The quick way to think would be to evaluate the day of the year:
% date -d "2018-01-31" '+%j'
031
% date -d "2018-02-01" '+%j'
032
and you could easily investigate if it is an odd or even number. However, When doing this, you have again a problem on December 31st and January 1st in a common year (365 days; leap years have 366 days). This can be resolved when you have a continuous counter from a given day. Enter UNIX time stamp, the total seconds since 1970-01-01 00:00:00 UTC.
% date -d "2018-12-31" '+%s %j'
1546214400 365
% date -d "2019-01-01" '+%s %j'
1546300800 001
% date -d "2019-12-31" '+%s %j'
1577750400 365
% date -d "2020-01-01" '+%s %j'
1577836800 001
For a cronjob to run command4 only every second day at 00:00 and command5 every third day at 00:00 starting from "2018-03-14", the crontab would look like this:
# Example of job definition:
# .---------------- minute (0 - 59)
# | .------------- hour (0 - 23)
# | | .---------- day of month (1 - 31)
# | | | .------- month (1 - 12) OR jan,feb,mar,apr ...

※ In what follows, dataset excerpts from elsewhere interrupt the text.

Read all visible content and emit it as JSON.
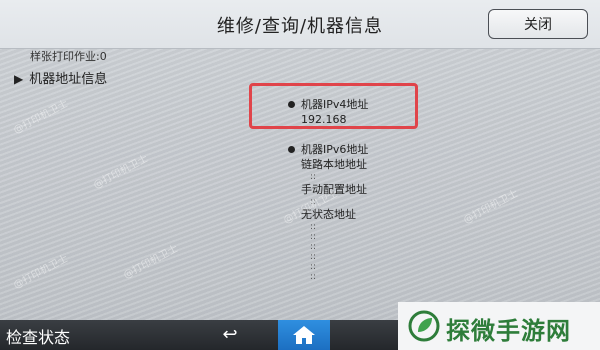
{
  "window": {
    "title": "维修/查询/机器信息",
    "close_label": "关闭"
  },
  "content": {
    "sample_print_line": "样张打印作业:0",
    "section_title": "机器地址信息",
    "ipv4": {
      "label": "机器IPv4地址",
      "value": "192.168"
    },
    "ipv6": {
      "label": "机器IPv6地址",
      "link_local_label": "链路本地地址",
      "manual_label": "手动配置地址",
      "stateless_label": "无状态地址"
    },
    "colon": "::"
  },
  "bottombar": {
    "status_label": "检查状态",
    "back_icon": "back-arrow-icon",
    "home_icon": "home-icon"
  },
  "watermarks": {
    "text": "@打印机卫士"
  },
  "brand": {
    "text": "探微手游网",
    "logo_color": "#2e7d3a"
  },
  "colors": {
    "highlight": "#e0444a",
    "home_button": "#1f78d1"
  }
}
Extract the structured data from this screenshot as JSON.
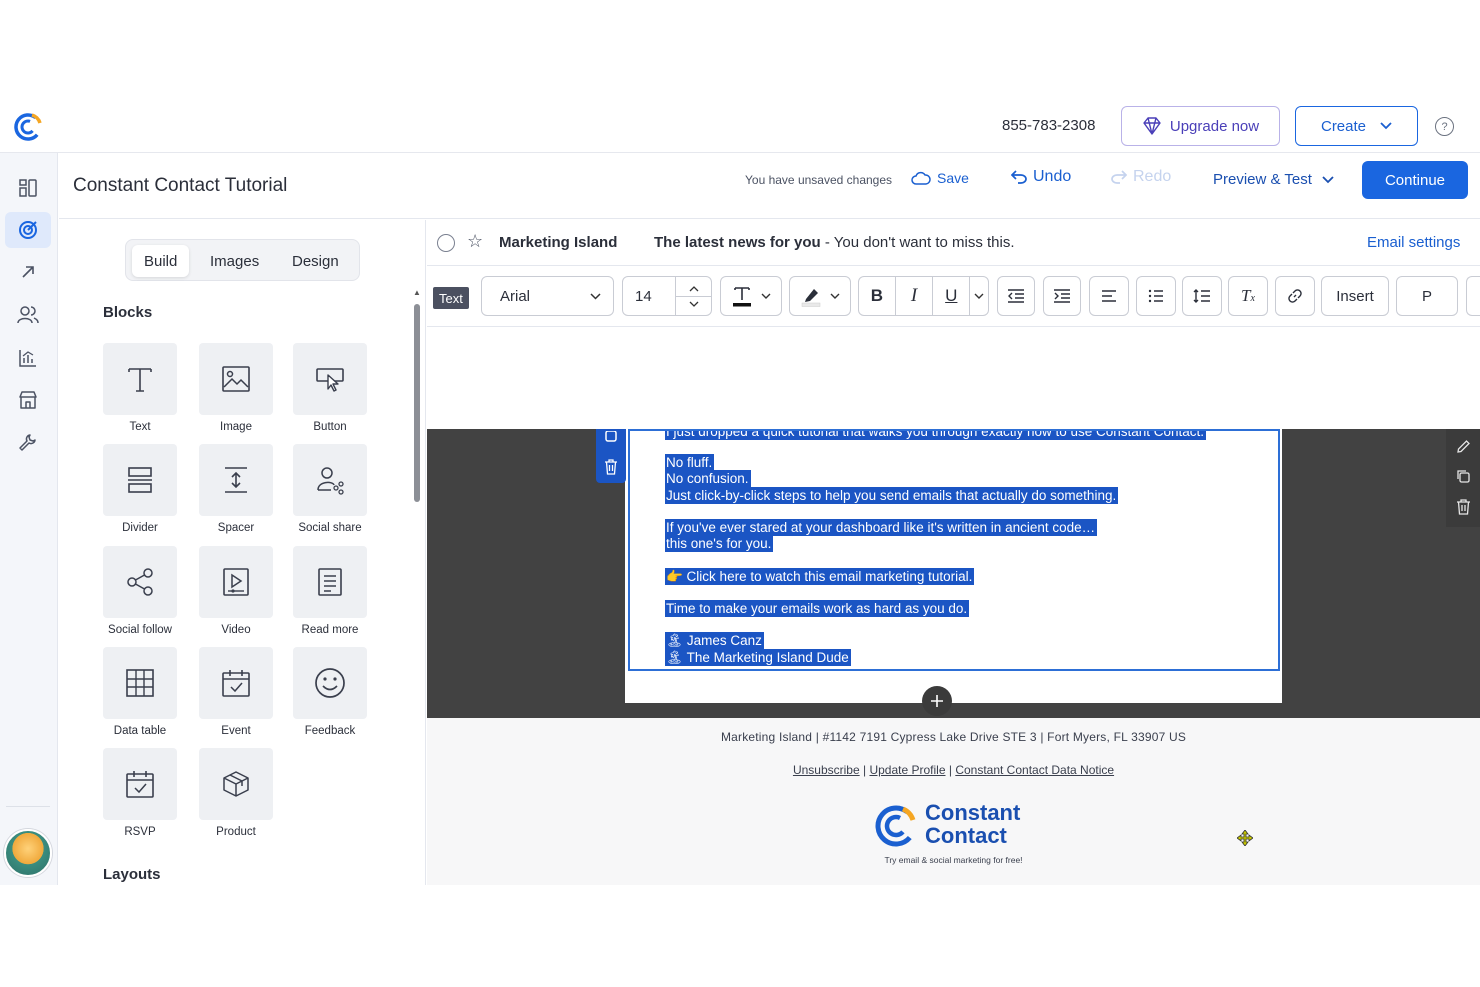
{
  "topbar": {
    "phone": "855-783-2308",
    "upgrade_label": "Upgrade now",
    "create_label": "Create",
    "help_label": "?"
  },
  "titlebar": {
    "title": "Constant Contact Tutorial",
    "unsaved_text": "You have unsaved changes",
    "save_label": "Save",
    "undo_label": "Undo",
    "redo_label": "Redo",
    "preview_label": "Preview & Test",
    "continue_label": "Continue"
  },
  "panel": {
    "tabs": [
      "Build",
      "Images",
      "Design"
    ],
    "active_tab": "Build",
    "blocks_heading": "Blocks",
    "layouts_heading": "Layouts",
    "blocks": [
      {
        "label": "Text",
        "icon": "text-icon"
      },
      {
        "label": "Image",
        "icon": "image-icon"
      },
      {
        "label": "Button",
        "icon": "button-icon"
      },
      {
        "label": "Divider",
        "icon": "divider-icon"
      },
      {
        "label": "Spacer",
        "icon": "spacer-icon"
      },
      {
        "label": "Social share",
        "icon": "social-share-icon"
      },
      {
        "label": "Social follow",
        "icon": "social-follow-icon"
      },
      {
        "label": "Video",
        "icon": "video-icon"
      },
      {
        "label": "Read more",
        "icon": "read-more-icon"
      },
      {
        "label": "Data table",
        "icon": "data-table-icon"
      },
      {
        "label": "Event",
        "icon": "event-icon"
      },
      {
        "label": "Feedback",
        "icon": "feedback-icon"
      },
      {
        "label": "RSVP",
        "icon": "rsvp-icon"
      },
      {
        "label": "Product",
        "icon": "product-icon"
      }
    ]
  },
  "editor": {
    "sender": "Marketing Island",
    "subject_bold": "The latest news for you",
    "subject_rest": " - You don't want to miss this.",
    "email_settings_label": "Email settings",
    "toolbar": {
      "text_tag": "Text",
      "font": "Arial",
      "size": "14",
      "insert_label": "Insert",
      "paragraph_label": "P",
      "bold": "B",
      "italic": "I",
      "underline": "U"
    },
    "body_lines": [
      "I just dropped a quick tutorial that walks you through exactly how to use Constant Contact.",
      "No fluff.",
      "No confusion.",
      "Just click-by-click steps to help you send emails that actually do something.",
      "If you've ever stared at your dashboard like it's written in ancient code…",
      "this one's for you.",
      "👉 Click here to watch this email marketing tutorial.",
      "Time to make your emails work as hard as you do.",
      "🏝 James Canz",
      "🏝 The Marketing Island Dude"
    ],
    "footer": {
      "address": "Marketing Island | #1142 7191 Cypress Lake Drive STE 3 | Fort Myers, FL 33907 US",
      "unsubscribe": "Unsubscribe",
      "update_profile": "Update Profile",
      "data_notice": "Constant Contact Data Notice",
      "separator": "|",
      "logo_line1": "Constant",
      "logo_line2": "Contact",
      "tagline": "Try email & social marketing for free!"
    }
  },
  "colors": {
    "brand_blue": "#1a66e0",
    "selection": "#1b55c4",
    "canvas_dark": "#424242",
    "upgrade_purple": "#4a3fb8",
    "logo_orange": "#f5a623"
  }
}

# | | | | .---- day of week (0 - 6) (Sunday=0 or 7)
# | | | | |
# * * * * * command to be executed
0 0 * * * daytestcmd 2 && command4
0 0 * * * daytestcmd 3 20180314 && command5
with daytestcmd defined as
#!/usr/bin/env bash
# get start time in seconds
start=$(date -d "${2:-#0}" '+%s')
# get current time in seconds
now=$(date '+%s')
# get the amount of days (86400 seconds per day)
days=$(( (now-start) /86400 ))
# set the modulo
modulo=$1
# do the test
(( days >= 0 )) && (( days % modulo == 0))
Remark: UNIX time is given in UTC. If your cron runs in a different time-zone which is influenced by daylight saving time, it is advisable not to run the command between 2 and 3 o'clock. This could skip the command or run the command twice (depending if the time jumps forward or backwards)
Remark: UNIX time is not influenced by leap seconds
If you want to use the crontab -e command, try this time pattern:
0 1 */2 * * command_to_execute
Or, you can try SetCronJob for a web based solution. You can easily create cron jobs every 2 days with the second creating row.